So, a whole new adventure…somehow, I’m at a long table in a nurturing nook in a city on the very edge of the Pacific Ocean. If I hang over the balcony, lean my head out skew and peer through the cloudy mist, I can actually see the sea. I’ve flown 18 hours to get here - my very first visit to an entire continent on which I’ve never stepped foot except so many times in my imagination. South America. Peru. Lima.

Yesterday, I wept goodbye to my 92 year old mom in Joburg. She is so close to the veil. As her sight and her hearing have started separating her from this world, her insights become more penetrating. Her softness palpable, and her wisdom indescribably present. It feels as if my ancestors bless the journey I’m embarking on with their future - my beloved sons. Time folds in on itself, and my mother connects my father and his grandsons in one move.

My traveling companions

My first-born roars his joy as he sweeps me off my feet in the arrivals hall. It feels normal here to be effusive. Overwhelmed by tears, we embrace - Skype, whatsapp and FaceTime can do so much. But only that much. Touch is just different. My second born floats into our picture and joins the fray. He has just arrived from Europe. It’s been too long that we have been apart. And now we aren’t.

He has made us a base in this city. From here, our adventures. We arrive, bags and all. Wine, food, laughter and we have suddenly never been separated. There is no exhaustion, no time difference. It all melts away. We crow our gratitude and my heart feels whole. Who are these humans that were born of me? What is this on which they so clearly lead? Like arrows, sure and pure, all I need to do now is as ever - have faith. No rationality, no logic. Just faith. Even when, as Rumi says, ‘if all you can do is crawl, start crawling’. The first hand venturing out is not a sure, elegant reach. It’s more like a chameleon’s tentative gesture, or even a seemingly catatonic plea. Sometimes accompanied by a howl of right, royal rage. But whatever it is, it’s an act of faith.

I sleep little. So much energy. I walk with my first-born to his co-working space. We stop for Peruvian coffee along the way and there suddenly seems something very strange happening. I can’t quite put my finger on it. And then it dawns. He is speaking Spanish! Oh my word. A whole new world he is in, to which I have no access except marvel. As we walk, his first conversation is about giving. The refugee centre to which he is now paying attention has us captivated by stories of xenophobic deaths, a 17 year old boy making his way on foot across half the African continent, family separation, people wanting to set up tiny businesses, no identity, no papers. The stories of refugees, immigrants and lives so wrought with separation, violence and trauma that we have no idea how their struggle for life continues. And one man providing a home for all this. How to help, wonders my first born. As usual, he has a strategy. He has turned the mentality of financial scarcity into which he was born, into one of vast abundance. And, as he does this, he helps others more and more. The family separation stories bring us both tears.
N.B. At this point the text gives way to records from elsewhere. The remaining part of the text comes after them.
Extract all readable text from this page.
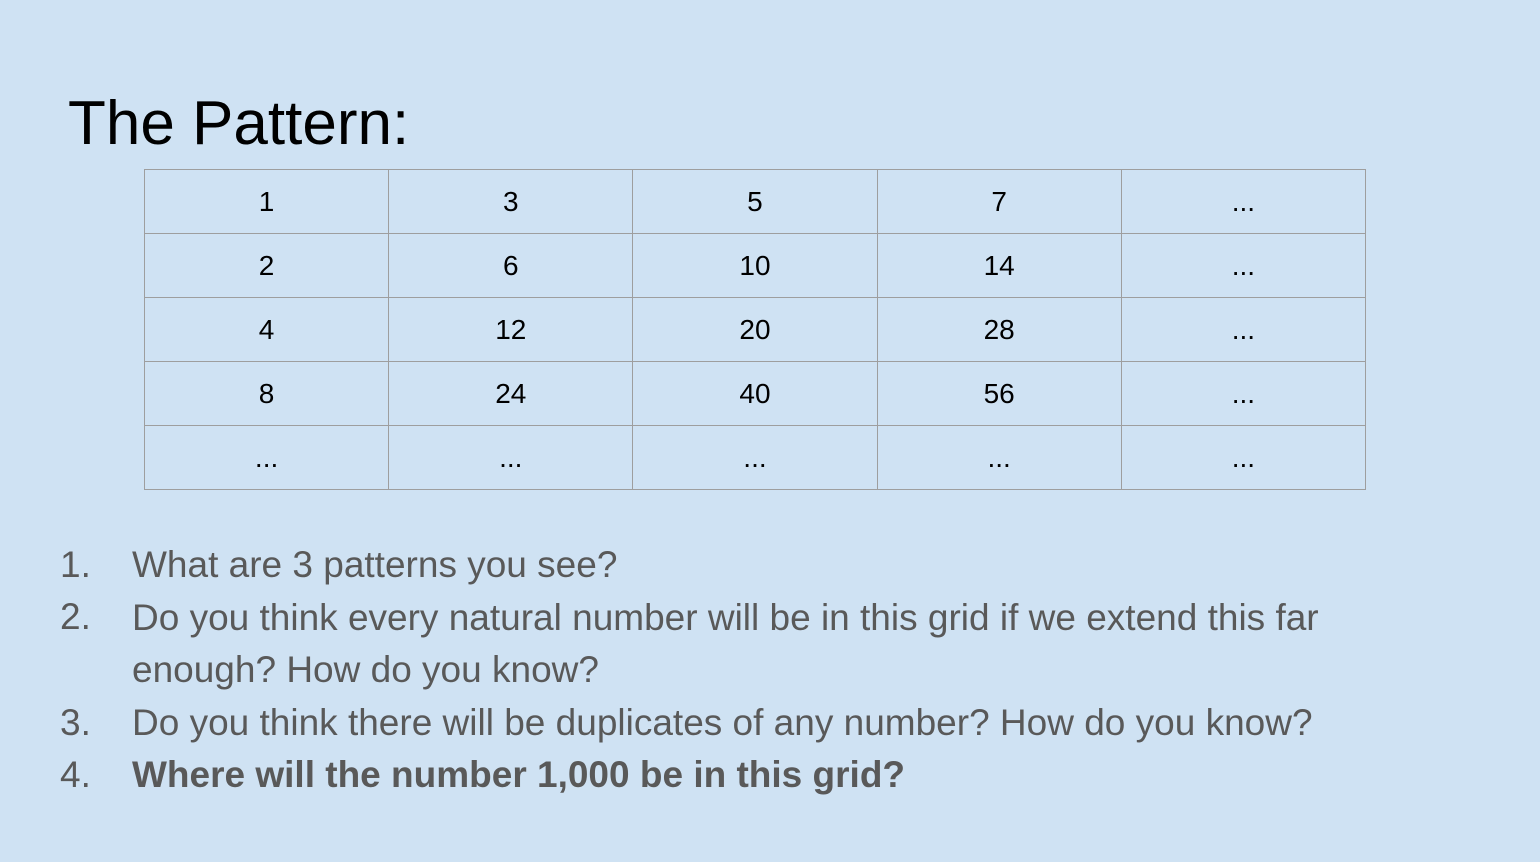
The Pattern:
1	3	5	7	...
2	6	10	14	...
4	12	20	28	...
8	24	40	56	...
...	...	...	...	...
1.	What are 3 patterns you see?
2.	Do you think every natural number will be in this grid if we extend this far enough? How do you know?
3.	Do you think there will be duplicates of any number? How do you know?
4.	Where will the number 1,000 be in this grid?
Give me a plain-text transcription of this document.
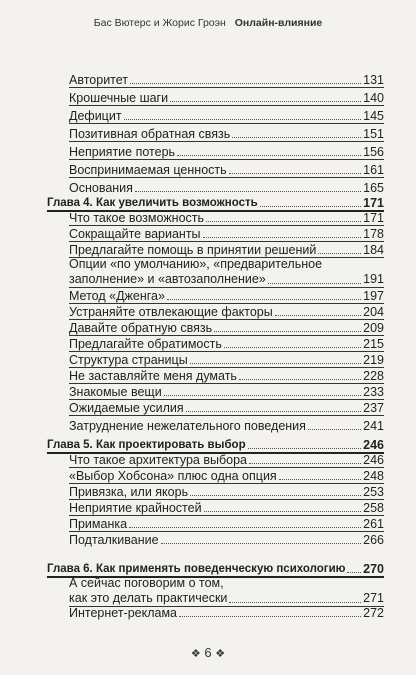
Бас Вютерс и Жорис Гроэн Онлайн-влияние
Авторитет	131
Крошечные шаги	140
Дефицит	145
Позитивная обратная связь	151
Неприятие потерь	156
Воспринимаемая ценность	161
Основания	165
Глава 4. Как увеличить возможность	171
Что такое возможность	171
Сокращайте варианты	178
Предлагайте помощь в принятии решений	184
Опции «по умолчанию», «предварительное
заполнение» и «автозаполнение»	191
Метод «Дженга»	197
Устраняйте отвлекающие факторы	204
Давайте обратную связь	209
Предлагайте обратимость	215
Структура страницы	219
Не заставляйте меня думать	228
Знакомые вещи	233
Ожидаемые усилия	237
Затруднение нежелательного поведения	241
Глава 5. Как проектировать выбор	246
Что такое архитектура выбора	246
«Выбор Хобсона» плюс одна опция	248
Привязка, или якорь	253
Неприятие крайностей	258
Приманка	261
Подталкивание	266
Глава 6. Как применять поведенческую психологию 270
А сейчас поговорим о том,
как это делать практически	271
Интернет-реклама	272
❖ 6 ❖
The city leadership had at some stage some nouse - the shopping mall is built in a sort of subterranean way, so that the usual eyesore does not blinker the view of the ocean.

I love the co-working space. It’s funky, industrial-feel, half of it outside. Unpretentious. Fast wifi. Tiny coffee shop with food made daily. Fresh fruit. Plants growing up a slightly dilapidated wall. The roof is part open. If it rains, you have to move your Skype call somewhere else. This part of the city has a slightly old world feeling. As if magicality is just behind where the eye cannot see. The trees are quiet, and the park a place where the dogs have pink and red boleros. I get the feeling that things do work here. With a twist. As if the Andes, the ocean, the Amazon, the climate all have their slightly mocking way with the city. Things are not what they seem.

I am the mule for the trekking gear - all the way from our other treks. Nepal, Rara Lake, insane beauty of the Himalayas, Uganda, Ruwenzori, the mountains of the moon, Italy, lighthouse to lighthouse on the tip of the African continent … what does Huaraz and the trek from there have waiting in store. No matter - for now, I am a mother of men. About to do the shopping for the cooking I so love doing.